Labelle’s collaborations with Nicholas McGegan at Göttingen and with his Philharmonia Baroque Orchestra have included Mendelssohn’s Symphony No. 2 “Lobgesang” and Handel’s Atalanta, Orlando, Alexander’s Feast, and Teseo. Her appearances with Iván Fischer include the Countess Almaviva in Mozart’s Nozze di Figaro in Las Palmas and Budapest; a Bach B Minor Mass in Washington, D.C.; a Bach St. Matthew Passion with the Royal Concertgebouw Orchestra; as well as Mozart’s Requiem and a Bach St. Matthew Passion with the Orchestra of St. Luke’s. She has also sung Britten’s Les Illuminations with Jean-Marie Zeitouni and I Musici de Montréal; and Beethoven’s Symphony No. 9, Brahms Requiem, and Mahler’s Symphony No. 2 with Zeitouni and the Columbus Symphony Orchestra.

In addition to her renowned Handel, Mozart, and Bach interpretations, Labelle is drawn to contemporary music. Her longtime collaborator, Pulitzer Prize winning composer Yehudi Wyner, accompanied her in a March 2015 recital at Dumbarton Oaks which included Wyner’s own works, some composed expressly for Ms. Labelle. Her performances of Seven Romances on Poetry of Alexander Blok by Shostakovich were “in perfect sync,” creating “an uncanny blanket of sound that resonated everywhere at once.” The Boston Globe called her interpretation of Britten’s Les Illuminations  “heated” and “voluptuous”. She has also performed and recorded John Harbison’s The Rewaking with the Lydian String Quartet.

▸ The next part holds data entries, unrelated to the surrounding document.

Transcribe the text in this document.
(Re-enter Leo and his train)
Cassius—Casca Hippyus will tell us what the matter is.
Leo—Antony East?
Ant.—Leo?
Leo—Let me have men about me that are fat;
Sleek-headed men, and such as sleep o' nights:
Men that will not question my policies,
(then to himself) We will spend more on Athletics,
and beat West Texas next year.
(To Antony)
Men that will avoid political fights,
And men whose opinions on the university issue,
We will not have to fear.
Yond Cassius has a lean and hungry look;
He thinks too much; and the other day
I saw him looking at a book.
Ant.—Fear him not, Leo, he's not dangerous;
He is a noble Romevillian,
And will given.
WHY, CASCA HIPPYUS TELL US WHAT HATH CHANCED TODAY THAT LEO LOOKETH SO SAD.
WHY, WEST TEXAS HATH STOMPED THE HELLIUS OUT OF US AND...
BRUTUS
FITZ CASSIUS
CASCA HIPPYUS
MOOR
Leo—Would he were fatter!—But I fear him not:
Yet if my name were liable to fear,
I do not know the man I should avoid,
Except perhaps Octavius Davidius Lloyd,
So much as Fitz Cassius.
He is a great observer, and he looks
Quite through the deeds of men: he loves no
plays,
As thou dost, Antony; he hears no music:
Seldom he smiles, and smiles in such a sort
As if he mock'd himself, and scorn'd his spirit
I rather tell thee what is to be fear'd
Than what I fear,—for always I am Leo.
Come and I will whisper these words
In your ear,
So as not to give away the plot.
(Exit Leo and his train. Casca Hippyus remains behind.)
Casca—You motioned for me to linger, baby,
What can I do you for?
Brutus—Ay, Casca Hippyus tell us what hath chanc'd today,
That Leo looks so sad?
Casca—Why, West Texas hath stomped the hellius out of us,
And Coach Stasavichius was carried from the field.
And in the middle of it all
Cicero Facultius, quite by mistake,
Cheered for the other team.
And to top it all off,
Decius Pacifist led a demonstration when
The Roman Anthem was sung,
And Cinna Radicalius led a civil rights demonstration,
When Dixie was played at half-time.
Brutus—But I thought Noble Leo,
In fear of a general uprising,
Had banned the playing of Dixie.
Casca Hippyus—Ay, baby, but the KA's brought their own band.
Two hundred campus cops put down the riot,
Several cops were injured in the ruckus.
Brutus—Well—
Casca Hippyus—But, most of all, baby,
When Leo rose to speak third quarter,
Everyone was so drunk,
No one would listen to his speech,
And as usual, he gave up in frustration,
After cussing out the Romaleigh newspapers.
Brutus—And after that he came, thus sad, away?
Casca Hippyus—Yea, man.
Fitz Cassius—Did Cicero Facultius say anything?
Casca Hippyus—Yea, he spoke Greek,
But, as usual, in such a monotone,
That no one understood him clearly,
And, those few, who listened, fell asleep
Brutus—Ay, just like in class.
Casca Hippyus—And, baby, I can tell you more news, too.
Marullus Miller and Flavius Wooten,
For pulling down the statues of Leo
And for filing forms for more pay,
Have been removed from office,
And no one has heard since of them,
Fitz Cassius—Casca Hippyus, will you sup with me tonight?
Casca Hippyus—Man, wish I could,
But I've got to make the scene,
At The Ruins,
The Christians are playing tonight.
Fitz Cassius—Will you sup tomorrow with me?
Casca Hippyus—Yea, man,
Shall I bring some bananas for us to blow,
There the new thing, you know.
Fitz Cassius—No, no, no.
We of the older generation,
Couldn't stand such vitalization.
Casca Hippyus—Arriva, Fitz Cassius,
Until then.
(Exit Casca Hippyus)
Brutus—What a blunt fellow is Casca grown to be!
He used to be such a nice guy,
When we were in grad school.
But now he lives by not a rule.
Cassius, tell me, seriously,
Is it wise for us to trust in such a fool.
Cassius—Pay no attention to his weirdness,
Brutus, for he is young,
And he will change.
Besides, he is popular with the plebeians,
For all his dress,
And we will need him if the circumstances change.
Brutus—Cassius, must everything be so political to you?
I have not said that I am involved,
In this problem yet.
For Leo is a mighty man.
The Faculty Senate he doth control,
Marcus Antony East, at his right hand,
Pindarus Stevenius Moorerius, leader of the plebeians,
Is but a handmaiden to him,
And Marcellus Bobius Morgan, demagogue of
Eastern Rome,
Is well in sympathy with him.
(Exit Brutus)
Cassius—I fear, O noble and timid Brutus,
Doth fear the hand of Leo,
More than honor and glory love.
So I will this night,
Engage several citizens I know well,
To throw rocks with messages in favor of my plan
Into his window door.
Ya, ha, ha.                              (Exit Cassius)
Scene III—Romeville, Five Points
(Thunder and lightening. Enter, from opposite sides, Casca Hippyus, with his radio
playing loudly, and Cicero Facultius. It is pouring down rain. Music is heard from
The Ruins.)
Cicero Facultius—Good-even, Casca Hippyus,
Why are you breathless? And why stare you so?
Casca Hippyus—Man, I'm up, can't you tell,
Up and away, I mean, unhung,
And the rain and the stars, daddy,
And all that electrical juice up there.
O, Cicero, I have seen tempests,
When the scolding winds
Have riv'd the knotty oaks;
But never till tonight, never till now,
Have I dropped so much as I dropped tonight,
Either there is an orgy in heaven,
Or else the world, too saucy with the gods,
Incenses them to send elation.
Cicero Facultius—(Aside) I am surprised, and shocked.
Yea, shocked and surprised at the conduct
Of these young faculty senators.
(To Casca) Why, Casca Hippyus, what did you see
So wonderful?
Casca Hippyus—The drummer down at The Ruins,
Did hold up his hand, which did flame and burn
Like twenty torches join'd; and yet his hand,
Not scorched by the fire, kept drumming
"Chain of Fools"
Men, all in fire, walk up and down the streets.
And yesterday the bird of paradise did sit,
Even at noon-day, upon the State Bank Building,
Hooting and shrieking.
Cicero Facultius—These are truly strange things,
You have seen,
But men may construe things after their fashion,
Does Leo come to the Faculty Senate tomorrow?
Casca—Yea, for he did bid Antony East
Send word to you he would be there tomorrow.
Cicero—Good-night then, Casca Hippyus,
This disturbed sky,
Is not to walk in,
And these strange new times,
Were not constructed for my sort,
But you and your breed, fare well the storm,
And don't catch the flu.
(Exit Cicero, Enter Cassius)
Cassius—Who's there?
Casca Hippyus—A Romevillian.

Among her numerous recordings of opera and concert repertoire is Monsigny’s Le Déserteur with Opera Lafayette and Ryan Brown (Naxos), and three recordings with Nicholas McGegan and the Philharmonia Baroque Orchestra (Handel’s Teseo and Atalanta and Scarlatti’s Cecilian Vespers).  She can also be heard on recordings on the Virgin Veritas, Deutsche Harmonia Mundi, RCA Victor Red Seal, Koss, Denon, New World, Carus and Muisica Omnia labels. Her recording of Handel’s Arminio (Virgin Classics) won the 2002 Handel Prize. Labelle’s latest recording, Moments of Love, is her recital with pianist and composer Yehudi Wyner on a program of Britten, Hahn, Ravel, Saint-Saëns and Wyner.

Born in Montreal and trained at McGill and Boston Universities, Dominique Labelle enjoys sharing her technical and musical insights with young singers, and is Professor of Voice at the Schulich School of Music at McGill University. She has also taught master classes at Harvard University, Smith College, and the University of Massachusetts.

The Aston Magna Music Festival concerts runs on Fridays at Bard through July 6, and on Saturdays in the Berkshires through July 22.